Zorevunersen has the potential to stand out in the crowded DS market, which is currently focused on seizure reduction treatments. According to the OLE data, zorevunersen not only significantly reduces seizure frequency but also has a positive impact on patients’ behavior and cognition. The company’s strong financial position is evident in its impressive current ratio of 8.41 and minimal debt-to-equity ratio of 0.01, as reported by InvestingPro. The treatment involves a 70 mg loading dose followed by a 45 mg maintenance dose, which, in conjunction with background therapy, could lead to an 80-87% median reduction in seizure frequency over eight months.
Further bolstering zorevunersen’s profile are assessments from CGI-C, CaGI-C, Vineland-3, and quality-of-life metrics, which indicate improvements in behavior and cognition. These findings could be crucial if Stoke Therapeutics is able to replicate them in the Phase 3 trial, potentially enabling the inclusion of cognitive and behavioral outcome data on the drug’s label and distinguishing it from other DS medications.
Fein has revised the valuation model, lowering the price-to-earnings multiples and increasing discount rates to reflect current market sentiment, the heightened cost of capital, and a reduced appetite for early-stage clinical risk. This recalibration has led to the new price target of $35 for Stoke Therapeutics stock. The company currently trades at a P/E ratio of 10.18, with revenue growth forecast at approximately 4% for FY2025. Want deeper insights into Stoke Therapeutics’ valuation metrics and growth potential? InvestingPro subscribers have access to over 30 additional financial metrics and exclusive analysis tools.
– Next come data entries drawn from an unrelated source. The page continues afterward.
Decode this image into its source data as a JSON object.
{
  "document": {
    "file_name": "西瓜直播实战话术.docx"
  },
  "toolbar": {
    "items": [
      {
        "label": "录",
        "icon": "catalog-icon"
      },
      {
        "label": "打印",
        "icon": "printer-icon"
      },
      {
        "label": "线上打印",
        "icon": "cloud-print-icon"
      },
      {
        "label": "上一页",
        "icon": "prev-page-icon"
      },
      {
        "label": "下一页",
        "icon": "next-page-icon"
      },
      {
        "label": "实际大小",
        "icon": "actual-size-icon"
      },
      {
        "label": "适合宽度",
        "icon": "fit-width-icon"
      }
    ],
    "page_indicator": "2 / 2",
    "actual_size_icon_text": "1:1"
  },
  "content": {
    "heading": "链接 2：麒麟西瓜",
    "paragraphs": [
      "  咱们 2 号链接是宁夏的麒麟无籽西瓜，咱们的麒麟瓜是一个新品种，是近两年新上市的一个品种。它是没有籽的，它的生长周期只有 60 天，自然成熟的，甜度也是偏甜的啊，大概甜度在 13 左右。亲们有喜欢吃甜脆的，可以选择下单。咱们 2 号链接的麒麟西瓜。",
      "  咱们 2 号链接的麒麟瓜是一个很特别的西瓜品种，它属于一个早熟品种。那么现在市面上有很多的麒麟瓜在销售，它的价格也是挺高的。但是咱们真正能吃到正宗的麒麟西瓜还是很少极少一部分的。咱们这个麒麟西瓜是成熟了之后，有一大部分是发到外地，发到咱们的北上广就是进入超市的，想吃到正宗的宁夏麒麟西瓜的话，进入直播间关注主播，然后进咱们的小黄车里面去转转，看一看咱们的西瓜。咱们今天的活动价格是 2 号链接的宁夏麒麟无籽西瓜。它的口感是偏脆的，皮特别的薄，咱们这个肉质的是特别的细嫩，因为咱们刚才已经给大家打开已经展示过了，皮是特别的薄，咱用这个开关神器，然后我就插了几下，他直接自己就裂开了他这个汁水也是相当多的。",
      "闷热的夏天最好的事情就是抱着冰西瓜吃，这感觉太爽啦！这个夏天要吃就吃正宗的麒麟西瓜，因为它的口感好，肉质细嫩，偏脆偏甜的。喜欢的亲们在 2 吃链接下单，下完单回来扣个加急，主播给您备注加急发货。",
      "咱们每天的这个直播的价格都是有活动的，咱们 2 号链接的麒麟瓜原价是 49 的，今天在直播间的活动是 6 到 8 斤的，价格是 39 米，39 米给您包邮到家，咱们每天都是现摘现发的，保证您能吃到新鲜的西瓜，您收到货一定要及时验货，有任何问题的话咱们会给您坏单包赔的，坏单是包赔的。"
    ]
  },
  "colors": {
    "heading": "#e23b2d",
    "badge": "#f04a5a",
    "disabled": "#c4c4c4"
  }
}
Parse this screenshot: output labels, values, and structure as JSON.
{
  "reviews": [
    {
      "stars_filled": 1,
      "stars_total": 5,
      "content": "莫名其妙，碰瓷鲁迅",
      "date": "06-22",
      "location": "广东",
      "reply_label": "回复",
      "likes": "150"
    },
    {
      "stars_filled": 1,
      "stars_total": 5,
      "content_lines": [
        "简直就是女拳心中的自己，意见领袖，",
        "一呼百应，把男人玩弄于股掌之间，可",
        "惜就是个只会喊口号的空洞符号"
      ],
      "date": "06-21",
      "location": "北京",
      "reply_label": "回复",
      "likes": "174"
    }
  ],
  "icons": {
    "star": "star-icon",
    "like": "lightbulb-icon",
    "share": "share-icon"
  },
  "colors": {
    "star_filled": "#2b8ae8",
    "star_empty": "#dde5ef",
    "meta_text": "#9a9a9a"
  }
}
In other recent news, Stoke Therapeutics reported a strong financial performance for the fourth quarter, with adjusted earnings per share of -$0.18, surpassing analyst estimates of -$0.55. Revenue for the quarter reached $22.61 million, significantly exceeding the consensus estimate of $4.1 million and marking a substantial increase from $2.8 million in the same quarter the previous year. Despite these positive results, the announcement that CEO Edward M. Kaye will step down overshadowed the earnings beat. Dr. Kaye, who has been with Stoke for seven years, will transition to an advisory role while remaining on the board of directors.
The company plans to initiate its Phase 3 EMPEROR study in the second quarter of 2025, with the first patient expected to receive a dose in the third quarter. Analysts at H.C. Wainwright reiterated their Buy rating for Stoke Therapeutics, maintaining a $47.00 price target, and expressed confidence in the company’s future prospects. The positive data from the Phase 1/2 trials of Stoke’s leading drug candidate, zorevunersen, has aligned global regulatory agencies, streamlining the pathway for future commercialization efforts. Additionally, a recent deal with Biogen (NASDAQ:BIIB), which included a $165 million upfront payment, positions Stoke to fund operations through mid-2028. These developments have set the stage for Stoke to potentially become a commercial-stage entity and a candidate for mergers and acquisitions.